"What the hell did you guys just do?"
Maybe it was my imagination, but Mai's question felt like it echoed in the quiet temple. What the hell did we just do? Saved his life, saved his life, saved his life. Was that the answer? Or a mantra? Please, let them be able to save his life. What if all we had done was send him to a new world where he would die alone?
"It was necessary. Sasuke will take him to a healer in your time, and they will cure him." Kenshin spoke firmly, as if no modern doctor would dare fail in that task, or Kenshin would hop into the next wormhole and stab them in retaliation.
"Cure... of what?" Mai turned to me. She'd not only been kept out of our plans – she hadn't even known they were necessary.

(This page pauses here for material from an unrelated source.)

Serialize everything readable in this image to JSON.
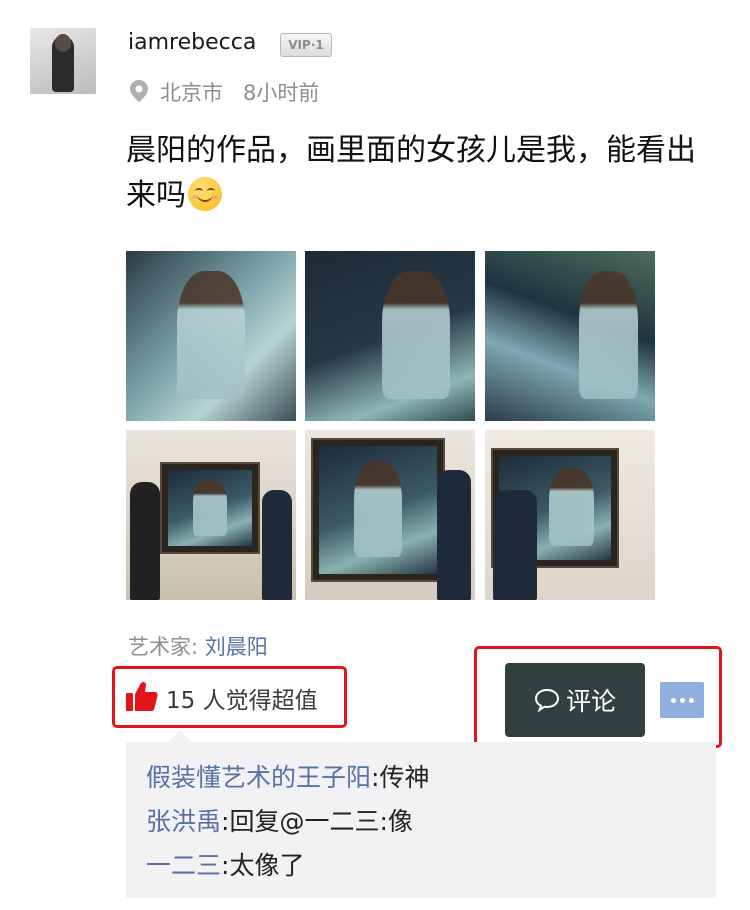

"I don't know. He was dying. He told me he didn't believe he would s-s-survive..." I took a deep breath. "Survive past this winter." Honestly, I couldn't talk, or even think about it any longer, so I gave Mai an apologetic smile, made an excuse about wanting to check on my horse, and went outside. Kenshin or Yuki could explain it to her.
Once outside, I ignored the muzzling rain and buried my face in Moonlight's neck. Up until that last moment, I had hoped that one or all of us would call it off, or that Shingen would change his mind and volunteer to go to the future. But the look of shocked betrayal on his face, and Mai's horrified What the hell did you guys just do, was playing like a skipping record in my mind. I had no way of turning it off. It would likely loop all the way to Ikuno.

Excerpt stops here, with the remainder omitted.